Reyna looked between them. “If that’s true… then who’s guiding?”

Kyna’s gaze slid toward the firelight, where Darius’s silhouette sat apart, silent. Then further to the memory of Archon’s eyes, always too sharp, too calm.

“That,” she whispered, “is the question.”

The camp quieted, but Kael couldn’t rest. He rose, moving toward the treeline. Kyna followed, keeping her voice low.

“My mother once told me,” she said, “that Archon dealt in the same currency she did. Information. Only he spent it to buy silence.”

Kael stopped walking. “You’re saying he’s covering this?”

“I’m saying,” Kyna replied, “watch your back. Orders aren’t always what they seem. Archon has his own games.”

Reyna caught up with them, listening. “And Darius?”

Kyna’s lips pressed thin. “I don’t know. But Archon… he’s dangerous.”

Kael’s hand tightened on his hilt. “Then why hasn’t Darius said anything?”

Kyna’s voice was sharp, almost bitter. “Because sometimes even commanders bow to silence.”

The wind shifted through the trees. An owl cried once in the dark.

Reyna broke the stillness. “If we’re walking into lies, then we need each other more than ever.” She looked at Kael, then at Kyna. “No more secrets between us.”

Kael hesitated, then nodded.

Kyna’s eyes lingered on him, unreadable. “Then you should know… this isn’t my first mission. My mother sent me here, too. To watch Archon. To see what games he plays.”

Reyna stiffened. “You’re spying on our own commander?”

“I’m observing,” Kyna corrected. “For my family. For the Virell network. But after tonight…” she gestured at the dead mercenaries beyond the firelight…“I think my mother was right to worry.”

Kael’s voice was quiet. “And now you’ve pulled us into it.”

“Yes,” Kyna said simply. “Because if Archon’s lies keep growing, none of us will walk out of this alive.”

The fire crackled, spitting sparks into the dark.

Reyna finally spoke, voice firm. “Then we stay sharp. We follow orders, but we don’t stop asking questions.”

Kael nodded once, eyes hard. “And we watch Archon.”
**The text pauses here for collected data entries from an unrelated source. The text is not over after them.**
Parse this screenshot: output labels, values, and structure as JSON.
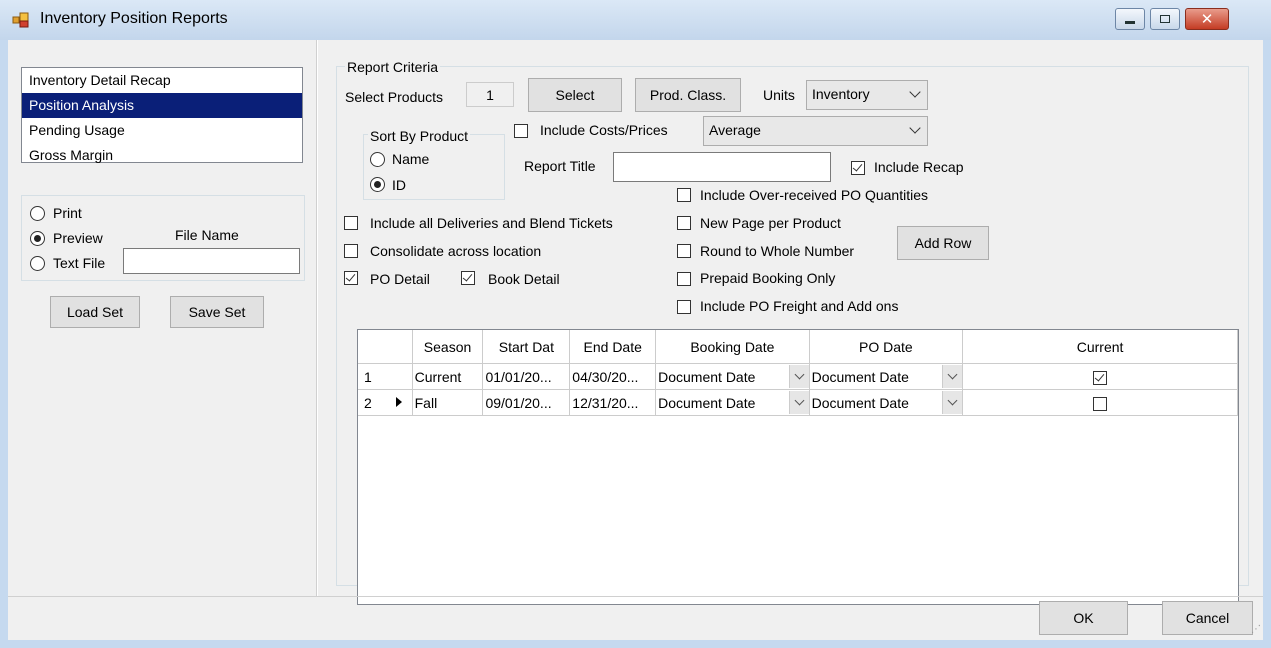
{
  "window": {
    "title": "Inventory Position Reports"
  },
  "report_list": {
    "items": [
      "Inventory Detail Recap",
      "Position Analysis",
      "Pending Usage",
      "Gross Margin"
    ],
    "selected_index": 1
  },
  "output": {
    "print_label": "Print",
    "preview_label": "Preview",
    "textfile_label": "Text File",
    "file_name_label": "File Name",
    "file_name_value": "",
    "selected": "Preview"
  },
  "buttons": {
    "load_set": "Load Set",
    "save_set": "Save Set",
    "select": "Select",
    "prod_class": "Prod. Class.",
    "add_row": "Add Row",
    "ok": "OK",
    "cancel": "Cancel"
  },
  "criteria": {
    "group_label": "Report Criteria",
    "select_products_label": "Select Products",
    "select_products_count": "1",
    "units_label": "Units",
    "units_value": "Inventory",
    "sort_group_label": "Sort By Product",
    "sort_name_label": "Name",
    "sort_id_label": "ID",
    "sort_selected": "ID",
    "include_costs_label": "Include Costs/Prices",
    "include_costs_checked": false,
    "costs_method_value": "Average",
    "report_title_label": "Report Title",
    "report_title_value": "",
    "include_recap_label": "Include Recap",
    "include_recap_checked": true,
    "include_over_received_label": "Include Over-received PO Quantities",
    "include_all_deliveries_label": "Include all Deliveries and Blend Tickets",
    "new_page_label": "New Page per Product",
    "consolidate_label": "Consolidate across location",
    "round_label": "Round to Whole Number",
    "po_detail_label": "PO Detail",
    "po_detail_checked": true,
    "book_detail_label": "Book Detail",
    "book_detail_checked": true,
    "prepaid_label": "Prepaid Booking Only",
    "po_freight_label": "Include PO Freight and Add ons"
  },
  "grid": {
    "columns": [
      "Season",
      "Start Dat",
      "End Date",
      "Booking Date",
      "PO Date",
      "Current"
    ],
    "rows": [
      {
        "num": "1",
        "season": "Current",
        "start": "01/01/20...",
        "end": "04/30/20...",
        "booking": "Document Date",
        "po": "Document Date",
        "current": true,
        "active": false
      },
      {
        "num": "2",
        "season": "Fall",
        "start": "09/01/20...",
        "end": "12/31/20...",
        "booking": "Document Date",
        "po": "Document Date",
        "current": false,
        "active": true
      }
    ]
  }
}
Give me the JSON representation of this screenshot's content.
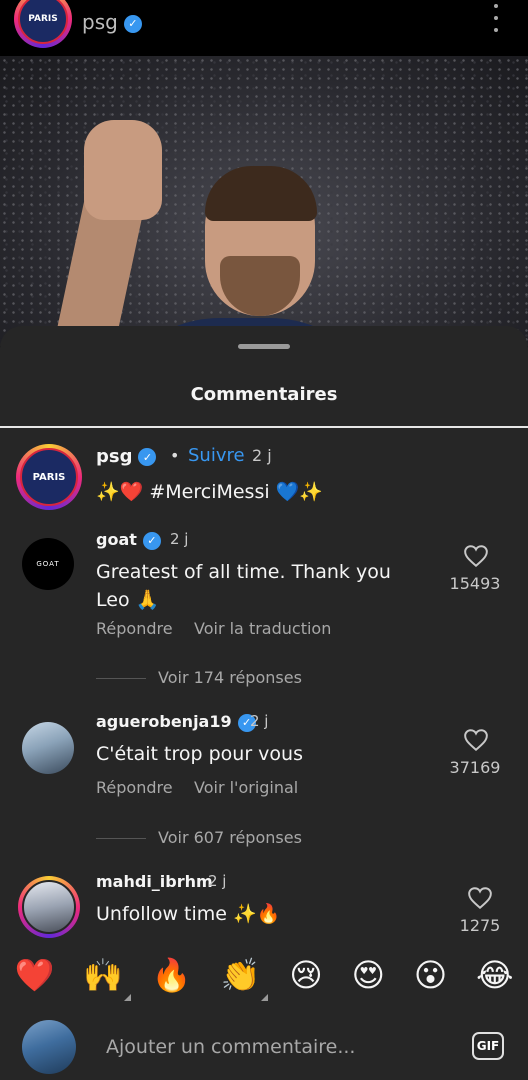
{
  "post": {
    "username": "psg",
    "logo_text": "PARIS"
  },
  "sheet": {
    "title": "Commentaires"
  },
  "caption": {
    "username": "psg",
    "dot": "•",
    "follow_label": "Suivre",
    "time": "2 j",
    "text": "✨❤️ #MerciMessi 💙✨"
  },
  "comments": [
    {
      "username": "goat",
      "avatar_text": "GOAT",
      "time": "2 j",
      "text": "Greatest of all time. Thank you Leo 🙏",
      "likes": "15493",
      "reply_label": "Répondre",
      "translate_label": "Voir la traduction",
      "replies_label": "Voir 174 réponses"
    },
    {
      "username": "aguerobenja19",
      "time": "2 j",
      "text": "C'était trop pour vous",
      "likes": "37169",
      "reply_label": "Répondre",
      "translate_label": "Voir l'original",
      "replies_label": "Voir 607 réponses"
    },
    {
      "username": "mahdi_ibrhm",
      "time": "2 j",
      "text": "Unfollow time ✨🔥",
      "likes": "1275"
    }
  ],
  "emojis": [
    "❤️",
    "🙌",
    "🔥",
    "👏",
    "😢",
    "😍",
    "😮",
    "😂"
  ],
  "compose": {
    "placeholder": "Ajouter un commentaire...",
    "gif_label": "GIF"
  },
  "colors": {
    "accent": "#3897f0",
    "sheet_bg": "#262626"
  }
}
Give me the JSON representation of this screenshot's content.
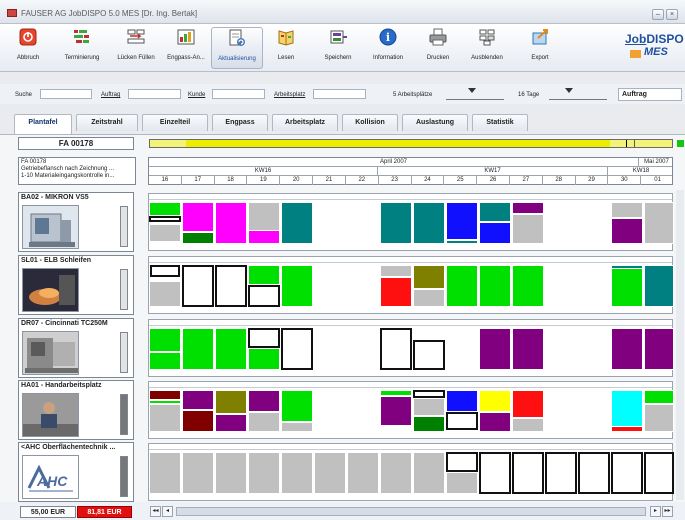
{
  "window": {
    "title": "FAUSER AG JobDISPO 5.0 MES  [Dr. Ing. Bertak]"
  },
  "toolbar": [
    {
      "label": "Abbruch",
      "icon": "cancel-icon",
      "color": "#e8442c"
    },
    {
      "label": "Terminierung",
      "icon": "schedule-icon",
      "color": "#3aa83a"
    },
    {
      "label": "Lücken Füllen",
      "icon": "fill-gaps-icon",
      "color": "#c03030"
    },
    {
      "label": "Engpass-An...",
      "icon": "bottleneck-icon",
      "color": "#3a8a3a"
    },
    {
      "label": "Aktualisierung",
      "icon": "refresh-icon",
      "color": "#4a7ab0"
    },
    {
      "label": "Lesen",
      "icon": "read-icon",
      "color": "#e0a020"
    },
    {
      "label": "Speichern",
      "icon": "save-icon",
      "color": "#6a40a0"
    },
    {
      "label": "Information",
      "icon": "info-icon",
      "color": "#2a6ac8"
    },
    {
      "label": "Drucken",
      "icon": "print-icon",
      "color": "#666666"
    },
    {
      "label": "Ausblenden",
      "icon": "hide-icon",
      "color": "#555555"
    },
    {
      "label": "Export",
      "icon": "export-icon",
      "color": "#2a7ab8"
    }
  ],
  "logo": {
    "line1_prefix": "Job",
    "line1_suffix": "DISPO",
    "line2": "MES"
  },
  "filters": {
    "search_label": "Suche",
    "order_label": "Auftrag",
    "customer_label": "Kunde",
    "workplace_label": "Arbeitsplatz",
    "workplaces_count": "5 Arbeitsplätze",
    "days_count": "16 Tage",
    "group_by": "Auftrag"
  },
  "tabs": [
    "Plantafel",
    "Zeitstrahl",
    "Einzelteil",
    "Engpass",
    "Arbeitsplatz",
    "Kollision",
    "Auslastung",
    "Statistik"
  ],
  "active_tab": "Plantafel",
  "order": {
    "number": "FA 00178",
    "info_line1": "FA 00178",
    "info_line2": "Getriebeflansch nach Zeichnung ...",
    "info_line3": "1-10 Materialeingangskontrolle in..."
  },
  "timeline": {
    "months": [
      {
        "label": "April 2007"
      },
      {
        "label": "Mai 2007"
      }
    ],
    "weeks": [
      "KW16",
      "KW17",
      "KW18"
    ],
    "days": [
      "16",
      "17",
      "18",
      "19",
      "20",
      "21",
      "22",
      "23",
      "24",
      "25",
      "26",
      "27",
      "28",
      "29",
      "30",
      "01"
    ]
  },
  "machines": [
    {
      "name": "BA02 - MIKRON VS5",
      "image": "machine-photo-mikron"
    },
    {
      "name": "SL01 - ELB Schleifen",
      "image": "machine-photo-grinding"
    },
    {
      "name": "DR07 - Cincinnati TC250M",
      "image": "machine-photo-lathe"
    },
    {
      "name": "HA01 - Handarbeitsplatz",
      "image": "machine-photo-manual"
    },
    {
      "name": "<AHC Oberflächentechnik ...",
      "image": "ahc-logo"
    }
  ],
  "footer": {
    "cost_actual": "55,00 EUR",
    "cost_planned": "81,81 EUR"
  },
  "colors": {
    "magenta": "#ff00ff",
    "green": "#00e000",
    "teal": "#008080",
    "purple": "#800080",
    "blue": "#1010ff",
    "red": "#ff1010",
    "olive": "#808000",
    "darkred": "#800000",
    "cyan": "#00ffff",
    "yellow": "#ffff00",
    "grey": "#c0c0c0",
    "darkgreen": "#008000"
  }
}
Kyna leaned closer. “And we watch Jared, too. Don’t think for a second he’s not part of this.”

Kael’s chest tightened. He thought of Jared’s mocking tone, his father’s shadow lurking in every move. He didn’t answer.

When the others had drifted to uneasy sleep, Kael pulled out his journal.

His hand moved quickly across the page:

> Kyna’s seal = Stormhaven routes. Mercenaries not rebels. Archon hiding involvement. Kyna sent by her family to observe him. Possible double game.

He paused, then added:

> Darius silent. Why? Choice or fear?

The words blurred in the firelight. He closed the book, slipping it under his cloak.

From across the camp, Kyna’s eyes caught his for just a moment, sharp and knowing, before she lay back against her pack.

The prisoner’s whisper still haunted Kael. Stormhaven already inside.

Now, with Kyna’s confession added to it, the words grew heavier.

He didn’t know which blade would strike first: the rebels’, Stormhaven’s, or Archon’s.